Now’s the time to make things right if you forgot to make your RMD payment by Dec. 31 for 2022, paid the wrong amount or realized you got it wrong in a past year. The faster you correct it, the more likely the IRS is likely to waive the fines — and your chances are good overall, despite the agency’s stern reputation. 

Beware, though, that new rules are going into effect in 2023 that could make the IRS less accommodating. For one thing, the age to start RMDs is going to 73 this year, and then 75 in 2033, which means the government is going to be hungry for the missing revenue. Even more important, the penalty will be reduced to 25% — or 10% if you’re really quick about reporting it. 

The IRS doesn’t publicly track how many people miss or make mistakes with their RMDs, but financial advisers and tax professionals say it happens often enough, and they consider the IRS to be quite liberal about granting waivers. 

St. Ores, who is a financial adviser and tax preparer based in McMinnville, Ore., thinks the IRS has responded generously so far because they know the rules are complex and mistakes happen.

“They know people are getting up there in age, and so they’ve probably said up to now, let’s just grant it,” says St. Ores. 

But the new penalties seem worded to avoid waivers in the future, especially because of the extra reduction to 10% if you act to quickly correct mistakes. Up to now, the IRS has taken pains to point out how to ask for a forgiveness on its website, but now there will be new emphasis on the lower penalties. 

“The 50% penalty effectively ‘scared’ taxpayers to withdraw RMDs, so reducing the penalty could reduce the fear of additional tax, leading to more taxpayers missing their RMDs,” says St.

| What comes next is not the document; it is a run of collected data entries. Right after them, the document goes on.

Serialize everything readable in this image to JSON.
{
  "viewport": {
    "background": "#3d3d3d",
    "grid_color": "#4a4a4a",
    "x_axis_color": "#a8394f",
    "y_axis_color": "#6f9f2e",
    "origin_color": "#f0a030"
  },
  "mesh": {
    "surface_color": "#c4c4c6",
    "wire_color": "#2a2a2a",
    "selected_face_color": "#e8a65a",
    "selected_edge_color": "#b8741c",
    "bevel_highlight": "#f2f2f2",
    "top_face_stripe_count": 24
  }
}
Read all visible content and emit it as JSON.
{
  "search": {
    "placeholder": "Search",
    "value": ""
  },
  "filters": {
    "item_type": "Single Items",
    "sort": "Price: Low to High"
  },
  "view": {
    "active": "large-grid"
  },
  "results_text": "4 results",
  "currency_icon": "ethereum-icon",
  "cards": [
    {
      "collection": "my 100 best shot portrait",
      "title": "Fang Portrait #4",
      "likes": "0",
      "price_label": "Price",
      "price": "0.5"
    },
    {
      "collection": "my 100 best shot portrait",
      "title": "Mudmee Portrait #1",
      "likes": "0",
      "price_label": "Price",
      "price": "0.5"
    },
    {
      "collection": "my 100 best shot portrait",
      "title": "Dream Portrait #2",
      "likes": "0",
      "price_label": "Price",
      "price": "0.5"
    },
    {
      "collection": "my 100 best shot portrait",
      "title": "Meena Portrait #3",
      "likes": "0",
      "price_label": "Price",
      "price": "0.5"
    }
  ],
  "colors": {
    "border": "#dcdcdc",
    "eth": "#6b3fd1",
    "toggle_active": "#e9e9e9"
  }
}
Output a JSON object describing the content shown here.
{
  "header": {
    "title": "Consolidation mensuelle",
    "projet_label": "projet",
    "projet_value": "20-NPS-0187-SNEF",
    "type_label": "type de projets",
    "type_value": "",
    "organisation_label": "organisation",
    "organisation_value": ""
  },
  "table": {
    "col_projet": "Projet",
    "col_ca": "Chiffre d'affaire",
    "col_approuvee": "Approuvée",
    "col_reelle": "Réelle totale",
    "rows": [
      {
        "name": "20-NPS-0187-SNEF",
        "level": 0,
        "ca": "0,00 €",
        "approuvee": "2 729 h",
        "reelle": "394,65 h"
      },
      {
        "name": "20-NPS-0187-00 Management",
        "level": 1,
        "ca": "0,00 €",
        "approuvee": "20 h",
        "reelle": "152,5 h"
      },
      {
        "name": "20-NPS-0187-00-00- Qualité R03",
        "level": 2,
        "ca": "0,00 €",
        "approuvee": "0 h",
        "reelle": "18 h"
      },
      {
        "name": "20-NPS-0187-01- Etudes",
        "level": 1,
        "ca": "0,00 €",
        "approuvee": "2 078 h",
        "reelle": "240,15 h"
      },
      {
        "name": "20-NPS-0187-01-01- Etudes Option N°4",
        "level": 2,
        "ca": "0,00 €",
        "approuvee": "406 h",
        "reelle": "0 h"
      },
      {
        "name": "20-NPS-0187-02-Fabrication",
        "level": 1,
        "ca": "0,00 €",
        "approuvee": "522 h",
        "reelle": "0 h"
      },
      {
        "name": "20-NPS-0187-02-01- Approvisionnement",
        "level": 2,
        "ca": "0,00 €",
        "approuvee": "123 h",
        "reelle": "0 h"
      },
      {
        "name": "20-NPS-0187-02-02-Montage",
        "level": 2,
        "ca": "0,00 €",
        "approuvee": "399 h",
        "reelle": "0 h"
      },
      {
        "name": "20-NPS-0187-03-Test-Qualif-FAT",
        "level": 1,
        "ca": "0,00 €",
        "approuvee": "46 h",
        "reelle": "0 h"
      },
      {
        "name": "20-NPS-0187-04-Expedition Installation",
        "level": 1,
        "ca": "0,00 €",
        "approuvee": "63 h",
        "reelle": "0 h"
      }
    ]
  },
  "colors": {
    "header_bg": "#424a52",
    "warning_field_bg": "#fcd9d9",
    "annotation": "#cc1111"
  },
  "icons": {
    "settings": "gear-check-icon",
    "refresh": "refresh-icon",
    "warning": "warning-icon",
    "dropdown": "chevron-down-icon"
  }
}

Ores. “Between more taxpayers that potentially neglect to take their RMDs because of a not-as-high penalty and confusion over the current required age, the IRS will probably collect more taxes overall.”

What to do about past mistakes

There are a lot of different ways to mess up your required minimum distributions. The amount you’re supposed to pay is calculated according to a formula that takes your account balance of all your qualified tax-deferred accounts and multiplies it by a factor related to your age. 

When you get started taking the money out, it works out generally to about 4% of the account value. You keep taking RMDs every year from your designated start time until the accounts are empty (or you die). The beginning age in the past was 70½, then it moved to 72, and now it’s changing to 73. 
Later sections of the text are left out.